Our bet: Menlo will be one of the handful of firms that emerges from this cycle with both elite returns and durable franchise value, precisely because it paired a generational hit with the discipline to build infrastructure (the Anthology network, the operating partners, the growth fund) around it rather than simply riding the mark. The risk is real, but this is what conviction investing looks like when it works.

Frequently Asked Questions

How big is Menlo Ventures' new fund, and what is it called?
Menlo raised $3 billion in total across two funds: Menlo Ventures XVII for seed and Series A, and Menlo Inflection IV for Series B and growth. It is the largest raise in the firm's history. Menlo has not publicly disclosed how the $3 billion is split between the two vehicles.

What stages and sectors will the funds invest in?
Fund XVII targets seed and Series A; Inflection IV targets Series B and beyond. Both are focused on the AI stack, spanning infrastructure and frontier models through AI-native applications in enterprise, healthcare, and consumer.

How is this connected to Anthropic?
Menlo first invested in Anthropic in 2023, led its Series D in 2024 with what it describes as the largest check in firm history, and has invested in every round since. Bloomberg has reported Menlo invested roughly $1 billion in total and that its stake is now worth about $14 billion, which underpins the firm's ability to raise at this scale.

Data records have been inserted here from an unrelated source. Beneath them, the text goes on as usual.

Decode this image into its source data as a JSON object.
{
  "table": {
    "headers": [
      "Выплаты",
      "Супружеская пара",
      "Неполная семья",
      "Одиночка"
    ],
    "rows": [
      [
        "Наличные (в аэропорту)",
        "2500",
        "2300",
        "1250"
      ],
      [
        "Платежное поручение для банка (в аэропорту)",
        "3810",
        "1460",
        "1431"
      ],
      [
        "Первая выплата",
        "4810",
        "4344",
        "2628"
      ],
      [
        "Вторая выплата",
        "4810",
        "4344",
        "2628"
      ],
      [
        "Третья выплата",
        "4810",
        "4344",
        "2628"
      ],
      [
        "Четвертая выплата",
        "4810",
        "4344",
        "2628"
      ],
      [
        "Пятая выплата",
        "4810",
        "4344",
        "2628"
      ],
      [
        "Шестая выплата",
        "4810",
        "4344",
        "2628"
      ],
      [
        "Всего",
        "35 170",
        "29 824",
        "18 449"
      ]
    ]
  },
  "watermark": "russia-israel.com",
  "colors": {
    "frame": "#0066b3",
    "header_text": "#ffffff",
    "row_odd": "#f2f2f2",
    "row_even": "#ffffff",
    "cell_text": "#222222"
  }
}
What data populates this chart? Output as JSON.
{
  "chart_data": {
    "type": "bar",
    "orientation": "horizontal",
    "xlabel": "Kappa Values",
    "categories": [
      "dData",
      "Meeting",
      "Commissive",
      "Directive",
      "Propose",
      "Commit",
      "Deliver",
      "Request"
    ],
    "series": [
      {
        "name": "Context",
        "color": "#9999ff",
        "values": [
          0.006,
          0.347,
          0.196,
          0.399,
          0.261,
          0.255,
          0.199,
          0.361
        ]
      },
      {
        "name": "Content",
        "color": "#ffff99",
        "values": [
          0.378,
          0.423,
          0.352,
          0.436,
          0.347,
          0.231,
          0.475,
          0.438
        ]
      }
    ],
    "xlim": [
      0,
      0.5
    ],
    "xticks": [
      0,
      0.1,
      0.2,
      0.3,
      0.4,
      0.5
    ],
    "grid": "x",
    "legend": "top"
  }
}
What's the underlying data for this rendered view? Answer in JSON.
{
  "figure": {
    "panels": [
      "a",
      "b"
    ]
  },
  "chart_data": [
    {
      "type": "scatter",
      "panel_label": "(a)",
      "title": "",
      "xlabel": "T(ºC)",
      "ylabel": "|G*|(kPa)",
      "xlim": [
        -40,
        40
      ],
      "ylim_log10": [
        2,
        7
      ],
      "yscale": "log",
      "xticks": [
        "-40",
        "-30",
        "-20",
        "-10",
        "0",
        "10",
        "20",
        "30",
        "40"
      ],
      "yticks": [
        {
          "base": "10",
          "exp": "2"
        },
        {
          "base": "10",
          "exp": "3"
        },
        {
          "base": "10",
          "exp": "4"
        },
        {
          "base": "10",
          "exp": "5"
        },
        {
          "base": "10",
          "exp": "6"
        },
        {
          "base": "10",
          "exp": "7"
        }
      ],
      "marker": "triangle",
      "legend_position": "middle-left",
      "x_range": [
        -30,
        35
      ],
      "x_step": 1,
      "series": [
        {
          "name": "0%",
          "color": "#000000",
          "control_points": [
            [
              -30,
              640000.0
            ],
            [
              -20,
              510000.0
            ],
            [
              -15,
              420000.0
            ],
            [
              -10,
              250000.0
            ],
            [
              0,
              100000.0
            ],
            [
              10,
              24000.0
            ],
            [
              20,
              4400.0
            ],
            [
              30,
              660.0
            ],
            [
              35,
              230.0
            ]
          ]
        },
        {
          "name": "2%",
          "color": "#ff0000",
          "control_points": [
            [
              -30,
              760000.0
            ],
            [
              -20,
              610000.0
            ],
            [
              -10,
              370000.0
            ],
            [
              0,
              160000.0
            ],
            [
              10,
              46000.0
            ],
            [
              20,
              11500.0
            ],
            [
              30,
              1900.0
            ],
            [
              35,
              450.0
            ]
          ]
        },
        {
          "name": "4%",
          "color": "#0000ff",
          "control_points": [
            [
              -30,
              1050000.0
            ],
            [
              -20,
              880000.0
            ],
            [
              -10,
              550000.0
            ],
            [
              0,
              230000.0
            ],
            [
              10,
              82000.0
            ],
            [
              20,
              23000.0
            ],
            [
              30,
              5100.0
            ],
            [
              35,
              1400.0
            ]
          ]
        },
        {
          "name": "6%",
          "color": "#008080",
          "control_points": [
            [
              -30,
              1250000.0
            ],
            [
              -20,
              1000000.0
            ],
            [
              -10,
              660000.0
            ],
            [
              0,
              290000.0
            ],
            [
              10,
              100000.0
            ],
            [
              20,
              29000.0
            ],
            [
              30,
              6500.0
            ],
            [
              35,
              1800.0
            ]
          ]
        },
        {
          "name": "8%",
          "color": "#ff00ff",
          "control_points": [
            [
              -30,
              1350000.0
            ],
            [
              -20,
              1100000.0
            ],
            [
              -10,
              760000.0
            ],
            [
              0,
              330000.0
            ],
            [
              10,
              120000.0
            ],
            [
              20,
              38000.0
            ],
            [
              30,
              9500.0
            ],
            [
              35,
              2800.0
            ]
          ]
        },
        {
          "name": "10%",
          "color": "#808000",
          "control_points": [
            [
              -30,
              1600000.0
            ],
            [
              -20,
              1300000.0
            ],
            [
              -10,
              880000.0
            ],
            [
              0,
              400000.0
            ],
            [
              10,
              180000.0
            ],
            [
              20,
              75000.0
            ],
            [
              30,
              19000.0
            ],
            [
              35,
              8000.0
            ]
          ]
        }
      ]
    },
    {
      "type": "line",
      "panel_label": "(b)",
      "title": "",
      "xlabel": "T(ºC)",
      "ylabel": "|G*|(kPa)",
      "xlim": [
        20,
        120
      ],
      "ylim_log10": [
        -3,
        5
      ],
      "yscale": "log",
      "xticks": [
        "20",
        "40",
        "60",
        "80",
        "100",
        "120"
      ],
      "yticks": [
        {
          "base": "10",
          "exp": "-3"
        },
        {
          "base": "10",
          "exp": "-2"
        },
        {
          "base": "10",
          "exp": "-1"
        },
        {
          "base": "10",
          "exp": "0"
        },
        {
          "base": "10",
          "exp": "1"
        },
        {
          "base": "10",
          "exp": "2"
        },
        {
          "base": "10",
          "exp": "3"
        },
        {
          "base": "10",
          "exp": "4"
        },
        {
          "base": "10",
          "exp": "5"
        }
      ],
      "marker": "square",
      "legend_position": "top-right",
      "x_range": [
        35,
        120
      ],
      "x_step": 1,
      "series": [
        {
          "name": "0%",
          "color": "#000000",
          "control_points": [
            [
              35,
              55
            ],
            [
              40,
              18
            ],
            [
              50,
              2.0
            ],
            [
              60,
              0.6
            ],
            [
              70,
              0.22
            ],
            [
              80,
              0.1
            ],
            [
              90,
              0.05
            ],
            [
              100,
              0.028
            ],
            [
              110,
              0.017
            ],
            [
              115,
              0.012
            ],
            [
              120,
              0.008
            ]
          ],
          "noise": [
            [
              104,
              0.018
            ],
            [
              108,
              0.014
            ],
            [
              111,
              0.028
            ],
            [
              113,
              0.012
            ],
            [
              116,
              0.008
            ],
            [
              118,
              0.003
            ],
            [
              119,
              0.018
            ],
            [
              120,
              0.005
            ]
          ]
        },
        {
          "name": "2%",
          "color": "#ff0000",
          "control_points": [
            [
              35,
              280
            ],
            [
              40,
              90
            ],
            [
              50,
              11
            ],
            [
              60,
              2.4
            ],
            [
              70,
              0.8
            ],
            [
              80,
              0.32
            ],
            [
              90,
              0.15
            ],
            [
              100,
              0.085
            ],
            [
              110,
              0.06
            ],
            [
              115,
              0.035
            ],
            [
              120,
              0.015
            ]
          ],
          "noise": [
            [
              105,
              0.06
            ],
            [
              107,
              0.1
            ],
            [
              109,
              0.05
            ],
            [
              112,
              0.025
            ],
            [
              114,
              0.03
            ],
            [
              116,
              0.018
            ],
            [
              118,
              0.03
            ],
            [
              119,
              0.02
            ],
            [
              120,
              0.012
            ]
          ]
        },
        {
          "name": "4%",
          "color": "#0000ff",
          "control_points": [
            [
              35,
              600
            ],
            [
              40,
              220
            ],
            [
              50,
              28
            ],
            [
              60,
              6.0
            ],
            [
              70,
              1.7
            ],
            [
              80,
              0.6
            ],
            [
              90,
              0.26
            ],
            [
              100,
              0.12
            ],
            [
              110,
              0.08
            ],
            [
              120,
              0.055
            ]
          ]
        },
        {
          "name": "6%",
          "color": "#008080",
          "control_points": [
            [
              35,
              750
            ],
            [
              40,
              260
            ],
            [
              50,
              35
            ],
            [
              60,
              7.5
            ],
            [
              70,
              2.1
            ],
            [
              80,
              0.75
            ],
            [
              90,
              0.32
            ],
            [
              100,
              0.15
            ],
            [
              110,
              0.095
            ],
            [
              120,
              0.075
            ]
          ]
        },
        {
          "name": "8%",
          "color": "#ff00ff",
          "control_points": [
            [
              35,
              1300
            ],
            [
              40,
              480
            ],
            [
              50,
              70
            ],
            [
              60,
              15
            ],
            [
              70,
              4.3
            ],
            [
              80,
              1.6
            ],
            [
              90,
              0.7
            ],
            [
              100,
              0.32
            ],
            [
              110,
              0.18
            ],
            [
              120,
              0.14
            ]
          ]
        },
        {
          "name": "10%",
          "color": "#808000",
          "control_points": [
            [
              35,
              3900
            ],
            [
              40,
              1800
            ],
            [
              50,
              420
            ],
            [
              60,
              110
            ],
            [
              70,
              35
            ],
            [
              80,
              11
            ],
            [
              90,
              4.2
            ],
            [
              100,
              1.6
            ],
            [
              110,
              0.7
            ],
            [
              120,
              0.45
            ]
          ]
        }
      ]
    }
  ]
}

What is the Menlo Anthology Fund?
It is a separate seed program Menlo launched with Anthropic in July 2024 to back early-stage teams building at the AI frontier. It has backed more than 60 companies and has had three exits so far: Fintool (to Microsoft), Graphite (to Cursor), and Astrix Security (Cisco announced intent to acquire in May 2026).

Who leads AI investing at Menlo?
Matt Murphy led the firm's first Anthropic investment and anchors AI-native software and infrastructure. The broader AI bench includes Tim Tully (ex-Splunk CTO), Matt Kraning (ex-Expanse CTO), Deedy Das (ex-Glean), Joff Redfern (ex-Atlassian CPO), and longtime partner Shawn Carolan, among others.